MEDIA freedom in Bangladesh has progressively declined and the country’s position in the World Press Freedom Index 2021 is indicative of the constraining political environment for journalists and media professionals. The index prepared by the Reporters sans frontières and released on Tuesday shows that Bangladesh has slipped one notch this year and ranked in the 152nd position among the 180 countries surveyed. The Universal Periodic Review of the United Nations in 2018 also made a similar observation on the shrinking media freedom in Bangladesh and recommended that the government should take steps to ensure the freedom of press and to protect journalists. The government, as it seems, has not made any effort to improve on the situation. Of all the cases filed under the Digital Security Act in 2020, 16 per cent were filed against journalists. In a similar case filed by Khulna’s mayor, also president of the Khulna unit Awami League, a 64-year-old journalist was sent to jail on Wednesday. The legal harassment of journalists has become commonplace and created a fearful situation where public interest journalism has become a risky affair.

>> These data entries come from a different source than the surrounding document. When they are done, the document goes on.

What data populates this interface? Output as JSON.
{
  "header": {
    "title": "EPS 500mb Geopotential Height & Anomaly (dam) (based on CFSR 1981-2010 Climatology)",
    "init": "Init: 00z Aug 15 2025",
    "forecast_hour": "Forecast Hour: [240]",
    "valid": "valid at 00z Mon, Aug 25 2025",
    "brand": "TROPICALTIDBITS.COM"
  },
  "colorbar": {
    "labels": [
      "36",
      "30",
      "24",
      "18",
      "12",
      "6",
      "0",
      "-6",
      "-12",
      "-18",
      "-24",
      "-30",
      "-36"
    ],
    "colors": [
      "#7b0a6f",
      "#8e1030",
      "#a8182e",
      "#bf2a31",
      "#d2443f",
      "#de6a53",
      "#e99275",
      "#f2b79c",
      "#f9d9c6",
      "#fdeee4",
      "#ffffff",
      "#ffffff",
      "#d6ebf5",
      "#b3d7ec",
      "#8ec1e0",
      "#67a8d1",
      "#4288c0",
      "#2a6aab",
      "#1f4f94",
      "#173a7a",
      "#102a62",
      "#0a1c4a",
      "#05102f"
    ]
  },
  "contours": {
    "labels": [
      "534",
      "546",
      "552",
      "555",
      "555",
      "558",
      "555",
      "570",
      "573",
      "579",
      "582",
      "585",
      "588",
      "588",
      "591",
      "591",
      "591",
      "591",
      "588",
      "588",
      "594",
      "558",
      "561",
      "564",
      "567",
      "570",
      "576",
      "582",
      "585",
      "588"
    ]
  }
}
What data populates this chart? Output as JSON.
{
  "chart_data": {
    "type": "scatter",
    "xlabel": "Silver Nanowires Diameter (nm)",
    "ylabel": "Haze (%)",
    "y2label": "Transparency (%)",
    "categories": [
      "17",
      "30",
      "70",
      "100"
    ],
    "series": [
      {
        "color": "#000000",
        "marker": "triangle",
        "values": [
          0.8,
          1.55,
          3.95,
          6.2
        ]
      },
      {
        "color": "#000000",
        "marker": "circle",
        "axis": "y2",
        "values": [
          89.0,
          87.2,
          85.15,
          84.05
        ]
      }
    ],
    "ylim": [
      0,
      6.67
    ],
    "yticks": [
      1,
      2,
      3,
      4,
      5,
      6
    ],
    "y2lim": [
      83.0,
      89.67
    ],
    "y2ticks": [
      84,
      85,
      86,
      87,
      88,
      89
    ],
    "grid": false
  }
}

The legal harassment of and violence against journalists are not the only impeding factors. The declining labour standards in media and a constant violation of the labour law also influenced the growth of journalism as a profession. There persists a general disregard for the health and economic well-being of the community which became more evident during the Covid outbreak. The Geneva-based Press Emblem Campaign ranks Bangladesh in the 6th position in Covid-related death of journalists. Many civil society organisations note that journalists have experienced significant pay cut, the suspension of festival allowances and sudden job termination during the Covid times. As professional associations of journalists are deeply politicised and co-opted by the ruling party, they play little to no role in safeguarding the rights of journalists. In 2018, the cabinet approved a draft law for journalists, employees and technicians of all media, but it was never made into a law. It is, therefore, not surprising that legal harassment, attacks on journalists or labour rights violation continues to remain unaddressed, creating an atmosphere of fear and insecurity for media professionals.
Reporters sans frontières rightly points that public interest journalism has never been more important than today when the global economy reels from the shock of Covid-19 and it reminds governments of ensuring unhindered production and distribution of good journalism. The government must, therefore, immediately stop the application of the Digital Security Act to stop journalistic work and ensure judicious investigation of all cases of violence against journalists. The journalist community at large must also work against the growing journalistic trend that works rather as the mouthpiece of the ruling party than speaking of their own rights or the growth of journalism.